紹介されている作品はすべて完結していますか?+
この特集の16作品はすべて完結済みです。最終巻まで一気に読めるので、続きを待つ時間はありません。巻数はどれも10巻以上あるので、休みの日をまるごと潰すだけの分量はそろっています。
ハーレム展開が苦手でも楽しめる作品はありますか?+
相手が最初から一人に決まっている作品を選ぶと安心です。『からかい上手の高木さん』『顔に出ない柏田さんと顔に出る太田君』『瞳ちゃんは人見知り』『早乙女選手、ひたかくす』は、二人の関係だけをじっくり描いていきます。

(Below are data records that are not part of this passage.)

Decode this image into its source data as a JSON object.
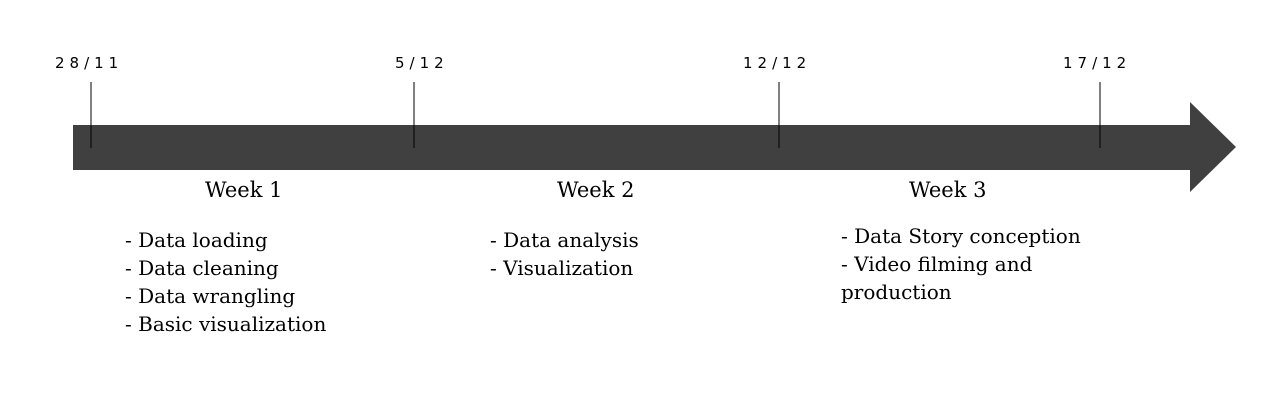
{
  "timeline": {
    "arrow_color": "#404040",
    "tick_color": "#000000",
    "dates": [
      "28/11",
      "5/12",
      "12/12",
      "17/12"
    ]
  },
  "weeks": [
    {
      "title": "Week 1",
      "tasks": [
        "- Data loading",
        "- Data cleaning",
        "- Data wrangling",
        "- Basic visualization"
      ]
    },
    {
      "title": "Week 2",
      "tasks": [
        "- Data analysis",
        "- Visualization"
      ]
    },
    {
      "title": "Week 3",
      "tasks": [
        "- Data Story conception",
        "- Video filming and production"
      ]
    }
  ]
}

誰が選ばれるかで胸を痛める展開はありません。
アニメを見たあとに原作を読む意味はありますか?+
あります。原作は背景や表情の細かい変化まで描き込まれていて、アニメで省かれたエピソードが残っている作品も多いです。結末までアニメ化されていない作品もあるので、行方が気になっているならそのまま原作へ進むのが早いです。
まとめ
16作品に共通しているのは、恋が実るまでの回り道をきちんと描いているところです。すぐ気持ちを伝えられたら、物語は一冊で終わってしまいます。言えないまま席替えがあって、行事があって、進路の話が出てくる。その時間の長さがそのまま、10巻以上つづいた学園ラブコメの厚みになっています。どれもすでに完結しているので、二人がどこへ着地するかまで見届けられます。気になった一作から、あの教室の空気を思い出しに行ってみてください。